As biologists studied the relationships among selection, evolution, and function in macromolecules, they realized that molecular evolution could be used in a controlled laboratory environment to produce new molecules with novel and useful functions. Thus were born the applications of in vitro evolution.

Living organisms produce thousands of compounds that humans have found useful. The search for such naturally occurring compounds, which can be used for pharmaceutical, agricultural, or industrial purposes, has been termed “bioprospecting.” These compounds are the result of millions of years of molecular evolution across millions of species of living organisms. Yet biologists can also imagine molecules that could have evolved but, lacking the right combination of selection pressures and opportunities, have not. For instance, we might want to have a molecule that binds a particular environmental contaminant so that the contaminant can be isolated and extracted from the environment. But if the contaminant is synthetic (i.e., not produced naturally), it is unlikely that any living organism will have evolved a molecule with the function we desire. This problem was the inspiration for the field of in vitro evolution.
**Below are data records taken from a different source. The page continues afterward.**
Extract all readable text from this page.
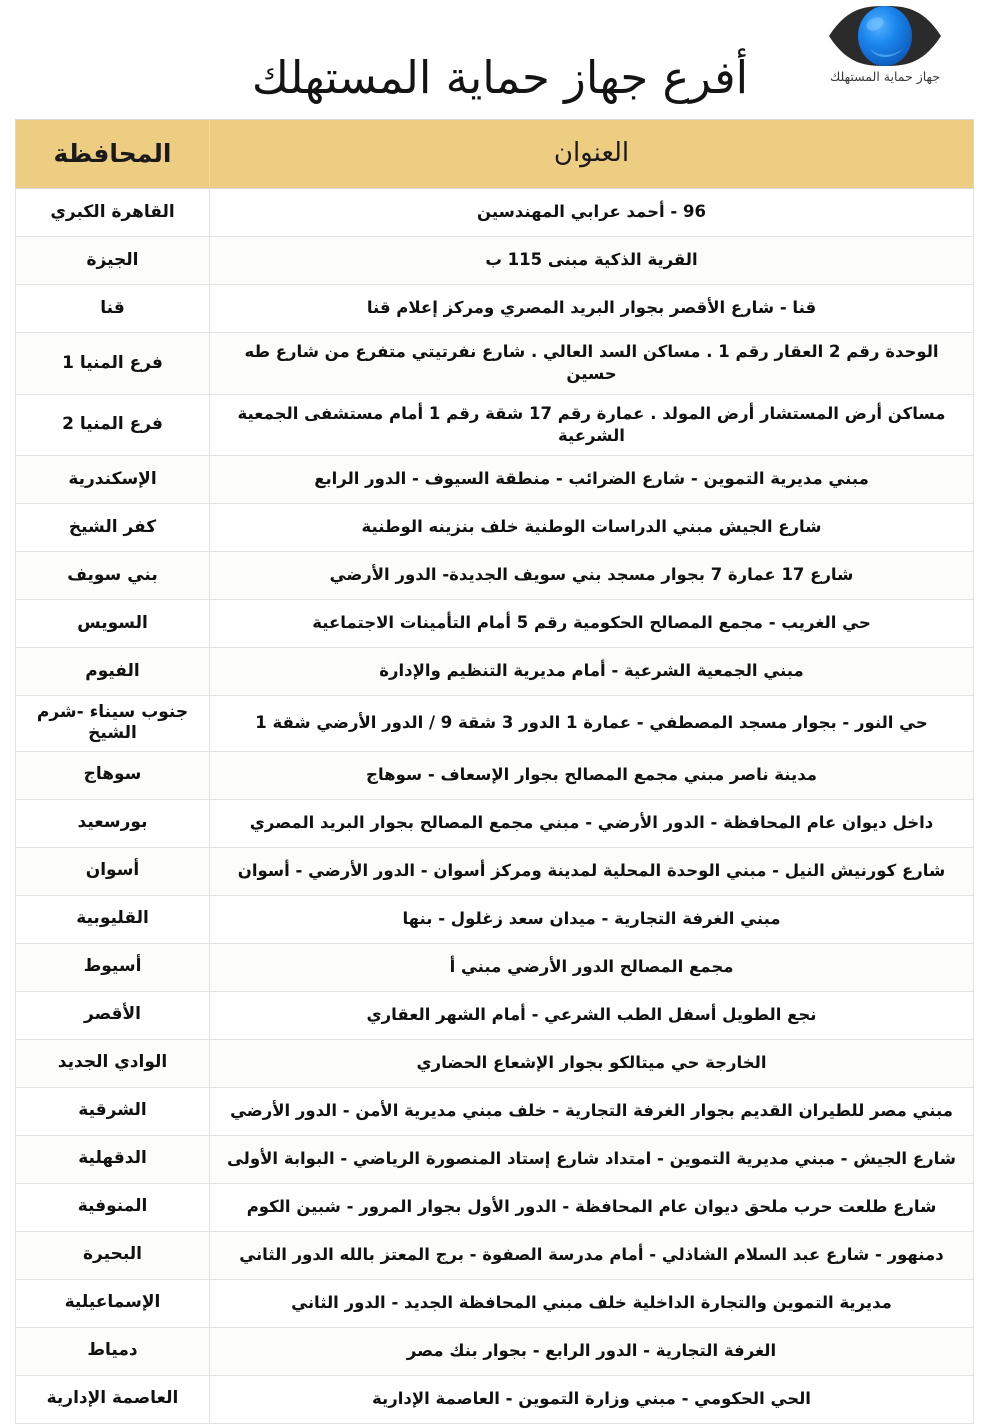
جهاز حماية المستهلك
أفرع جهاز حماية المستهلك
العنوان	المحافظة
96 - أحمد عرابي المهندسين	القاهرة الكبري
القرية الذكية مبنى 115 ب	الجيزة
قنا - شارع الأقصر بجوار البريد المصري ومركز إعلام قنا	قنا
الوحدة رقم 2 العقار رقم 1 . مساكن السد العالي . شارع نفرتيتي متفرع من شارع طه حسين	فرع المنيا 1
مساكن أرض المستشار أرض المولد . عمارة رقم 17 شقة رقم 1 أمام مستشفى الجمعية الشرعية	فرع المنيا 2
مبني مديرية التموين - شارع الضرائب - منطقة السيوف - الدور الرابع	الإسكندرية
شارع الجيش مبني الدراسات الوطنية خلف بنزينه الوطنية	كفر الشيخ
شارع 17 عمارة 7 بجوار مسجد بني سويف الجديدة- الدور الأرضي	بني سويف
حي الغريب - مجمع المصالح الحكومية رقم 5 أمام التأمينات الاجتماعية	السويس
مبني الجمعية الشرعية - أمام مديرية التنظيم والإدارة	الفيوم
حي النور - بجوار مسجد المصطفي - عمارة 1 الدور 3 شقة 9 / الدور الأرضي شقة 1	جنوب سيناء -شرم الشيخ
مدينة ناصر مبني مجمع المصالح بجوار الإسعاف - سوهاج	سوهاج
داخل ديوان عام المحافظة - الدور الأرضي - مبني مجمع المصالح بجوار البريد المصري	بورسعيد
شارع كورنيش النيل - مبني الوحدة المحلية لمدينة ومركز أسوان - الدور الأرضي - أسوان	أسوان
مبني الغرفة التجارية - ميدان سعد زغلول - بنها	القليوبية
مجمع المصالح الدور الأرضي مبني أ	أسيوط
نجع الطويل أسفل الطب الشرعي - أمام الشهر العقاري	الأقصر
الخارجة حي ميتالكو بجوار الإشعاع الحضاري	الوادي الجديد
مبني مصر للطيران القديم بجوار الغرفة التجارية - خلف مبني مديرية الأمن - الدور الأرضي	الشرقية
شارع الجيش - مبني مديرية التموين - امتداد شارع إستاد المنصورة الرياضي - البوابة الأولى	الدقهلية
شارع طلعت حرب ملحق ديوان عام المحافظة - الدور الأول بجوار المرور - شبين الكوم	المنوفية
دمنهور - شارع عبد السلام الشاذلي - أمام مدرسة الصفوة - برج المعتز بالله الدور الثاني	البحيرة
مديرية التموين والتجارة الداخلية خلف مبني المحافظة الجديد - الدور الثاني	الإسماعيلية
الغرفة التجارية - الدور الرابع - بجوار بنك مصر	دمياط
الحي الحكومي - مبني وزارة التموين - العاصمة الإدارية	العاصمة الإدارية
The principles of in vitro evolution are based on the principles of molecular evolution that we have learned from the natural world. Consider the evolution of a new RNA molecule that was produced in the laboratory using the principles of mutation and selection. This molecule’s intended function was to join two other RNA molecules. That is, the lab created a ribozyme—an RNA molecule capable of catalyzing a biochemical reaction. The process started with a large pool of random RNA sequences (10¹⁵ different sequences, each about 300 nucleotides long), which were then selected for any ligase activity (Figure 23.13). None were very effective ligases, but some were slightly better than others. The best of the ribozymes were selected and reverse-transcribed into cDNA (using the enzyme reverse transcriptase). The cDNA molecules were then amplified using the polymerase chain reaction (PCR; see Figure 13.19).

PCR amplification is not perfect, and it introduced many new mutations into the pool of sequences. These sequences were then transcribed back into RNA molecules using RNA polymerase, and the process was repeated. The ligase activity of the RNAs evolved quickly; after 10 rounds of in vitro evolution, it had increased by about 7 million times. Similar techniques have since been used to create a wide variety of molecules with novel enzymatic and binding functions.